Dla KGHM Zagłębia każdy punkt jest na wagę złota. Drużyna walcząca o utrzymanie w T-Mobile Ekstraklasie w sobotę zremisowała jednak z Ruchem Chorzów. Czeski opiekun Miedziowych nie ukrywał, że chciał wywalczyć w tym spotkaniu trzy oczka, ale cieszy się też z jednego punktu.

- Nie wiem czy po tym spotkaniu mam być zadowolony czy nie. Po wygranej w Krakowie chcieliśmy także u siebie wywalczyć trzy punkty, ale niestety się nie udało. W pierwszej połowie graliśmy bardzo dobrze, byliśmy lepszą drużyną, ale to Ruch po przeprowadzeniu jednej groźnej akcji zdobył gola - powiedział po meczu z Ruchem Chorzów Pavel Hapal, opiekun KGHM Zagłębia. Po pierwszej połowie prowadzili więc Niebiescy, ale w drugiej części gry do remisu doprowadził Łukasz Hanzel.

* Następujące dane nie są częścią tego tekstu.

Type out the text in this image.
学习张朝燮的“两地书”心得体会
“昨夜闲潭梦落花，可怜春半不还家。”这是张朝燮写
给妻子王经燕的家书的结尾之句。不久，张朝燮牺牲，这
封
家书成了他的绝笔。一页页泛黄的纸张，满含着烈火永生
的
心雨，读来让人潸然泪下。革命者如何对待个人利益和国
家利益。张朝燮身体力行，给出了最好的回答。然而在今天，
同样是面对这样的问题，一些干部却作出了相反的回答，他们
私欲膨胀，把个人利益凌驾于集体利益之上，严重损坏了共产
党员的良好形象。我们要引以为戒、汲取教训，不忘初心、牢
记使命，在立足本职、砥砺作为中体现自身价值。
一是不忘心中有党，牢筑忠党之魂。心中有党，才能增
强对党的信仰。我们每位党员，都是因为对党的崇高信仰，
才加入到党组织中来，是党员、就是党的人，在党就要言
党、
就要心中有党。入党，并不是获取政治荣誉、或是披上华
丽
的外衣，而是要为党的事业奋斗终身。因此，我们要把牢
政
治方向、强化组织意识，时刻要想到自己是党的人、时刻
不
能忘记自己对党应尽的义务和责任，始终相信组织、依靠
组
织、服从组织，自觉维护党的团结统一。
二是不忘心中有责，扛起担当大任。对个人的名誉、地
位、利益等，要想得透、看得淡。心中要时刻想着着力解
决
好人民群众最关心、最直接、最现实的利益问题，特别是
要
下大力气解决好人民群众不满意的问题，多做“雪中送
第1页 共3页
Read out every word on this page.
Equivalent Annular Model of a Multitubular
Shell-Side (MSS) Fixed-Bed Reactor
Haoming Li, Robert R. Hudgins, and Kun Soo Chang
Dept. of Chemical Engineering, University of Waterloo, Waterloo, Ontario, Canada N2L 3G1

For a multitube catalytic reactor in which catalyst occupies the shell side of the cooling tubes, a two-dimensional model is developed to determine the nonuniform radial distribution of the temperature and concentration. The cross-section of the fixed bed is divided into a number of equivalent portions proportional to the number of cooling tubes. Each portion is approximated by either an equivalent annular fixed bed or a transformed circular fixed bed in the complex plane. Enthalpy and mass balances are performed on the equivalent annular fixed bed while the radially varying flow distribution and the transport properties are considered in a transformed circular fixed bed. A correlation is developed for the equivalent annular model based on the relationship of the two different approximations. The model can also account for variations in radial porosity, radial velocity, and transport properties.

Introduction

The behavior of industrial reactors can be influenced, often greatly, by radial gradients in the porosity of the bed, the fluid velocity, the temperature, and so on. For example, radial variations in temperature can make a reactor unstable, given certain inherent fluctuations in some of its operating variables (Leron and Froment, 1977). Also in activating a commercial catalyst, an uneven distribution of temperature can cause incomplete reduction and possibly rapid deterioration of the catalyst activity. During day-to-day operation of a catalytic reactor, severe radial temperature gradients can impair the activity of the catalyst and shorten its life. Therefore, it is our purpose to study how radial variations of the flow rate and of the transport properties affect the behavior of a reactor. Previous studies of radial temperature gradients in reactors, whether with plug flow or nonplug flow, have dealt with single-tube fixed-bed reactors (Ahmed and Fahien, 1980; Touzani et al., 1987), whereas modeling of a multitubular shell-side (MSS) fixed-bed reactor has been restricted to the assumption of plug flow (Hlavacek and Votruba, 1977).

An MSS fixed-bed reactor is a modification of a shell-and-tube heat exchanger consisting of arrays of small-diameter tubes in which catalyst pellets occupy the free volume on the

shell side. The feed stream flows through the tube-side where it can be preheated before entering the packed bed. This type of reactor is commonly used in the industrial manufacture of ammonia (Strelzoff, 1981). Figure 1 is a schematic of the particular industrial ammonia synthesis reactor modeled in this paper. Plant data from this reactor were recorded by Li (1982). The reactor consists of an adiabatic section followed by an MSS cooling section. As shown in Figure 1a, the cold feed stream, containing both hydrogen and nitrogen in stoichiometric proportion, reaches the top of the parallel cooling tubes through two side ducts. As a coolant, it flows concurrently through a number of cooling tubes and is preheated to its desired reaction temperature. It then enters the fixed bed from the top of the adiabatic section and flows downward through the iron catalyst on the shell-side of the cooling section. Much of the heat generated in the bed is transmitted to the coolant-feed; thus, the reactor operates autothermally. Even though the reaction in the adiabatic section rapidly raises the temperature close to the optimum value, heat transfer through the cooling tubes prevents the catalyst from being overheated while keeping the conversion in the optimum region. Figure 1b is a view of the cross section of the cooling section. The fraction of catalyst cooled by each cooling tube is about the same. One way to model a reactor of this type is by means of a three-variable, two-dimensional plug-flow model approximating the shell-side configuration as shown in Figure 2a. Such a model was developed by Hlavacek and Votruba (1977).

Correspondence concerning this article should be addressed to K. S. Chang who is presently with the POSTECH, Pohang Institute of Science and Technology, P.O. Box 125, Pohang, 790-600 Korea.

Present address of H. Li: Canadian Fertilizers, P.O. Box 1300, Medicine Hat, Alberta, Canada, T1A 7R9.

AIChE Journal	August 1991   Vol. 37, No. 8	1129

- W drugiej części meczu przyśpieszyliśmy i udało nam się wyrównać, jednak drugiej bramki nie potrafiliśmy już zdobyć. Nieprzypadkowo Ruch jest trzeci w tabeli, bo to bardzo silna fizycznie i dobra drużyna. Całe spotkanie było ciężkie, ale udało nam się zdobyć ważny punkt - podkreślił opiekun Miedziowych.

- Myślę, że w pierwszej połowie prezentowaliśmy się bardzo dobrze. Byliśmy agresywni, wygrywaliśmy pojedynki, mieliśmy swoje sytuacje, ale nie strzeliliśmy bramki. Tego nam brakuje. Nie jestem zadowolony z tego wyniku z powodu naszych kibiców. Oni od dawna czekają na zwycięstwo u siebie. Wierzę, że w następnym meczu wygramy z Widzewem - dodał.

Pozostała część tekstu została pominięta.